# Do you guys have your eye on Jay Williams?



## Darius Miles Davis (Aug 2, 2002)

Former Bull Jay Williams has been rehabbing hard for slightly over a year from his accident. He's now playing basketball in tournaments, although I've not read any articles about anyone who has seen him. Recently, he was quoted in an article in which he said he was 80-85% back, which was a big surprise, because it was much higher than a figure from another recent article. He plans a return to the NBA either midseason or at the beginning of next year.

Jay has some sort of handshake agreement that the Bulls will have the first chance to sign him. Especially if he wants to come back in the middle of this year, I'm not so sure the Bulls really have a place for him, as we're overloaded with small guards. If John Paxson just isn't interested in making a place for Jay (a big mistake IMO, especially if he gets close to where he was pre injury), he will then start looking for another team. And I believe the Bobcats make the most sense.

First off he's a local guy. And a local hero at that. Secondly, your team has many young players and will lack leadership, something Jay has naturally despite his young age. You also are in need of a quality point guard, as your roster will be taking shape over the next few years. Finally, you have financial flexibility and would have the resources to sign Jay if interest is mutual.

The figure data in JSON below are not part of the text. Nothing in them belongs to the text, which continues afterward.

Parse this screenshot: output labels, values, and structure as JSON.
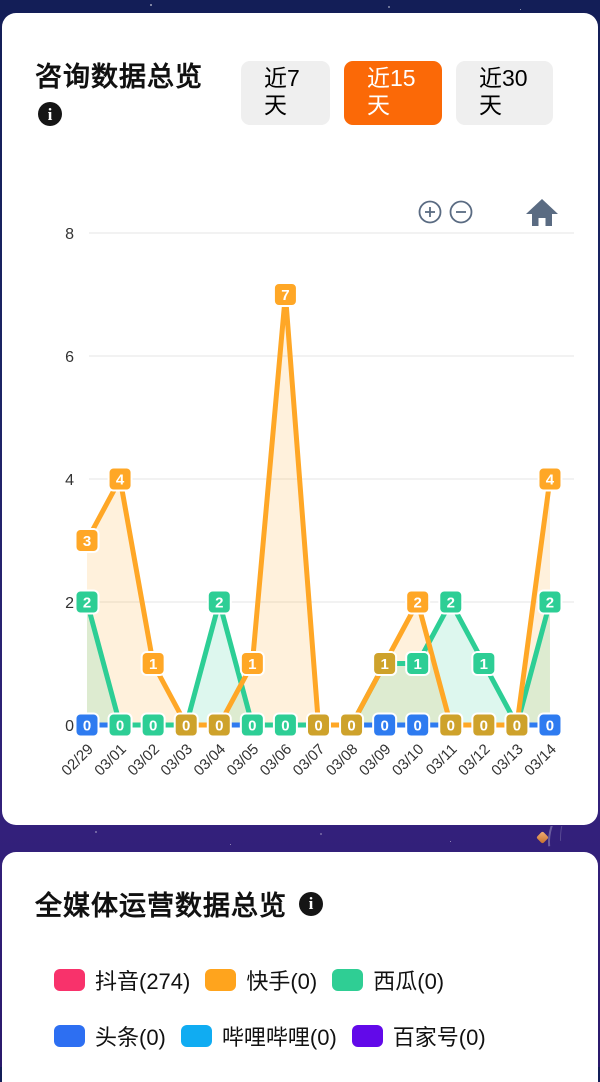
{
  "card1": {
    "title": "咨询数据总览",
    "info_label": "i",
    "active_tab_color": "#FB6907",
    "tabs": [
      {
        "label": "近7天",
        "active": false
      },
      {
        "label": "近15天",
        "active": true
      },
      {
        "label": "近30天",
        "active": false
      }
    ]
  },
  "chart_data": {
    "type": "line",
    "title": "",
    "xlabel": "",
    "ylabel": "",
    "ylim": [
      0,
      8
    ],
    "y_ticks": [
      0,
      2,
      4,
      6,
      8
    ],
    "grid": true,
    "legend_position": "none",
    "x_labels": [
      "02/29",
      "03/01",
      "03/02",
      "03/03",
      "03/04",
      "03/05",
      "03/06",
      "03/07",
      "03/08",
      "03/09",
      "03/10",
      "03/11",
      "03/12",
      "03/13",
      "03/14"
    ],
    "series": [
      {
        "name": "orange-series",
        "color": "#FFA726",
        "fill": "rgba(255,167,38,0.16)",
        "values": [
          3,
          4,
          1,
          0,
          0,
          1,
          7,
          0,
          0,
          1,
          2,
          0,
          0,
          0,
          4
        ]
      },
      {
        "name": "green-series",
        "color": "#2DCE95",
        "fill": "rgba(45,206,149,0.16)",
        "values": [
          2,
          0,
          0,
          0,
          2,
          0,
          0,
          0,
          0,
          1,
          1,
          2,
          1,
          0,
          2
        ]
      },
      {
        "name": "blue-series",
        "color": "#2E7BF0",
        "fill": "none",
        "values": [
          0,
          0,
          0,
          0,
          0,
          0,
          0,
          0,
          0,
          0,
          0,
          0,
          0,
          0,
          0
        ]
      }
    ],
    "badge_colors": {
      "orange": "#FFA726",
      "green": "#2DCE95",
      "blue": "#2E7BF0",
      "olive": "#CEA22B"
    },
    "zero_badge_colors": [
      "blue",
      "green",
      "green",
      "olive",
      "olive",
      "green",
      "green",
      "olive",
      "olive",
      "blue",
      "blue",
      "olive",
      "olive",
      "olive",
      "blue"
    ],
    "value_badges": [
      {
        "col": 0,
        "value": 3,
        "color": "orange"
      },
      {
        "col": 0,
        "value": 2,
        "color": "green"
      },
      {
        "col": 1,
        "value": 4,
        "color": "orange"
      },
      {
        "col": 2,
        "value": 1,
        "color": "orange"
      },
      {
        "col": 4,
        "value": 2,
        "color": "green"
      },
      {
        "col": 5,
        "value": 1,
        "color": "orange"
      },
      {
        "col": 6,
        "value": 7,
        "color": "orange"
      },
      {
        "col": 9,
        "value": 1,
        "color": "olive"
      },
      {
        "col": 10,
        "value": 2,
        "color": "orange"
      },
      {
        "col": 10,
        "value": 1,
        "color": "green"
      },
      {
        "col": 11,
        "value": 2,
        "color": "green"
      },
      {
        "col": 12,
        "value": 1,
        "color": "green"
      },
      {
        "col": 14,
        "value": 4,
        "color": "orange"
      },
      {
        "col": 14,
        "value": 2,
        "color": "green"
      }
    ]
  },
  "card2": {
    "title": "全媒体运营数据总览",
    "info_label": "i",
    "legend": [
      {
        "label": "抖音(274)",
        "color": "#F8326B"
      },
      {
        "label": "快手(0)",
        "color": "#FFA41D"
      },
      {
        "label": "西瓜(0)",
        "color": "#2FCE94"
      },
      {
        "label": "头条(0)",
        "color": "#2D6FF2"
      },
      {
        "label": "哔哩哔哩(0)",
        "color": "#10ACF2"
      },
      {
        "label": "百家号(0)",
        "color": "#6209E9"
      }
    ]
  }
}
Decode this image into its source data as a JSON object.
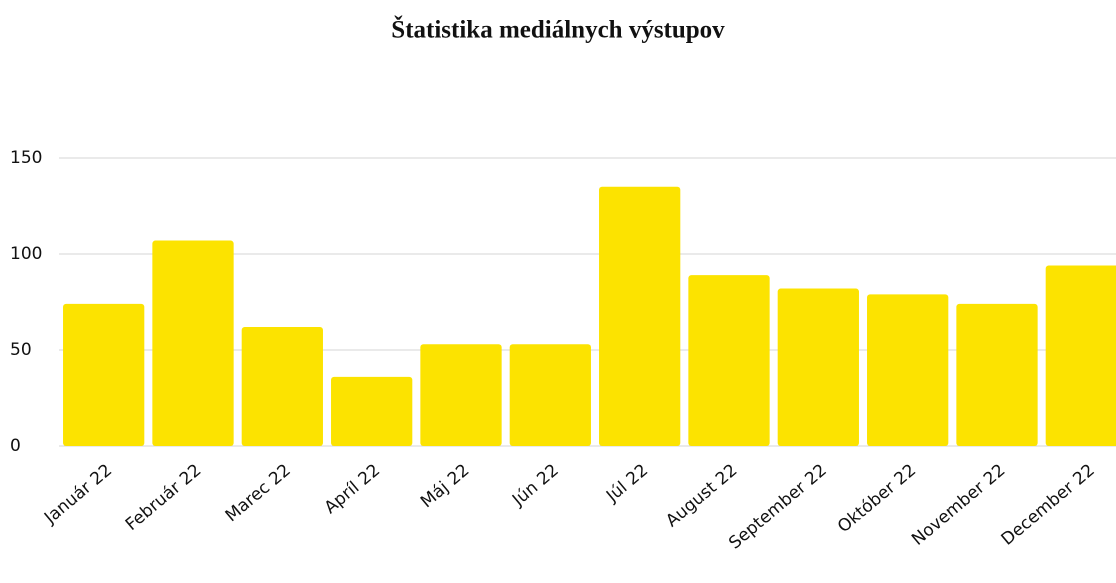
{
  "chart_data": {
    "type": "bar",
    "title": "Štatistika mediálnych výstupov",
    "categories": [
      "Január 22",
      "Február 22",
      "Marec 22",
      "Apríl 22",
      "Máj 22",
      "Jún 22",
      "Júl 22",
      "August 22",
      "September 22",
      "Október 22",
      "November 22",
      "December 22"
    ],
    "values": [
      74,
      107,
      62,
      36,
      53,
      53,
      135,
      89,
      82,
      79,
      74,
      94
    ],
    "color": "#fce300",
    "ylim": [
      0,
      150
    ],
    "yticks": [
      0,
      50,
      100,
      150
    ],
    "grid": true
  }
}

So are you looking out for him? Would you want him? Or do you think he's done?


----------



## Pacers Fan (Aug 25, 2002)

Jay Williams would be an excellent signing by the Bobcats if he amount to more than Bobby Hurley in his career. He still has the potential to be a solid starting PG, but probably not as good as many thought he would.


----------



## HeinzGuderian (Jun 29, 2004)

Going to Duke doesnt make him a local hero, it means half (more like a third) will love the Bobcats, and the rest will run them out of the state.


----------



## Pan Mengtu (Jun 18, 2004)

I think it would be a good risk to take for the Bobcats. As long as he's not expecting a long term or big contract.


----------



## Ben1 (May 20, 2003)

This should be a good move for the Bobcats IMO, a short contract should be great. A good risk to take.


----------



## WhoDaBest23 (Apr 16, 2003)

I'm still rooting for this to happen...


----------



## Kapono2Okafor (Oct 20, 2004)

i agree if williams gets back to the form that he used to be in he can still be a potential all star guard and definitely a starter of hart or house


----------